Cette affaire avait déjà été révélée par la presse espagnole en février dernier, et avait conduit au renvoi du Parti socialiste de celui qui siège en revanche toujours au Parlement espagnol, en indépendant. Mais la confirmation de ces accusations par la police espagnole vient remettre une pièce dans ce scandale. Et pour ne rien arranger pour Pedro Sánchez, El Mundo a publié une photo du Premier ministre espagnol en compagnie de ce fameux Víctor de Aldama, prise en 2019. A elle seule, celle-ci ne permet en rien d’établir un quelconque lien entre les deux hommes. Mais elle contribue à entretenir le doute et la défiance envers le Premier ministre.
“Cela va continuer à se compliquer”
Car toutes ces affaires, mises bout à bout, viennent clairement menacer l’avenir politique de Pedro Sánchez. “Quelle était la pire chose qui pouvait arriver au PSOE ? Etre souillé par la corruption, après avoir évincé le gouvernement de Mariano Rajoy [NDLR : l’ancien Premier ministre espagnol] par une motion de censure en raison des nombreuses affaires qui ont touché l’exécutif du Parti populaire. Et que pouvait-il arriver de pire à Sumar, qui avait placé le féminisme au centre de sa politique ? Qu’un dirigeant de son parti soit impliqué dans des allégations de harcèlement et d’abus sexuels”, synthétise assez clairement La Vanguardia.
En toile de fond, c’est le principal parti d’opposition de droite, le Parti populaire, qui veut tirer profit de ces affaires à répétition pour renverser le gouvernement Sánchez.
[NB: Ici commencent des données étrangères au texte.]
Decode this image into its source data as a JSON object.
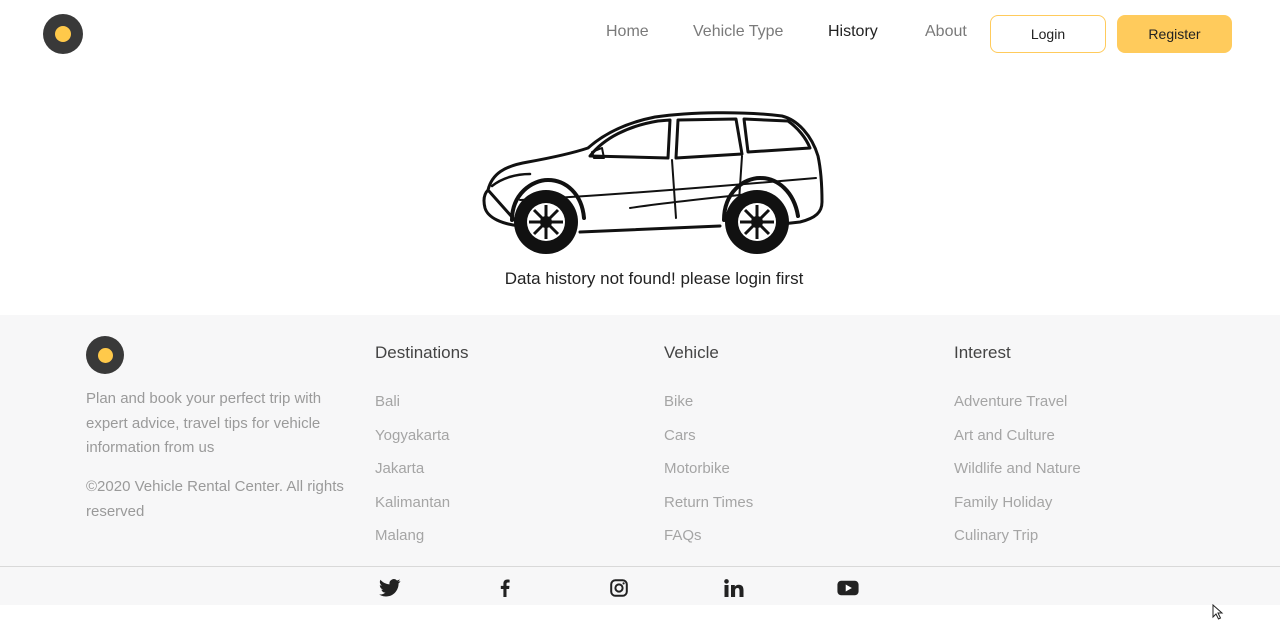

Mais sans vouloir trop en faire et en faisant preuve de patience, comme l’a assuré leur chef de file Alberto Feijóo – qui appelle cependant chaque semaine à la démission du Premier ministre espagnol -. “Cela va continuer à se compliquer”, a-t-il assuré en privé auprès des ténors de son parti, selon El Mundo, affirmant que “chaque information qui sort est plus grave que la précédente”. Malgré tout, Pedro Sánchez l’assure : “la gauche se représentera en 2027 et nous continuerons à gouverner”. Que le Premier ministre espagnol jette un œil en France pour se rendre compte comme trois ans peuvent être longs.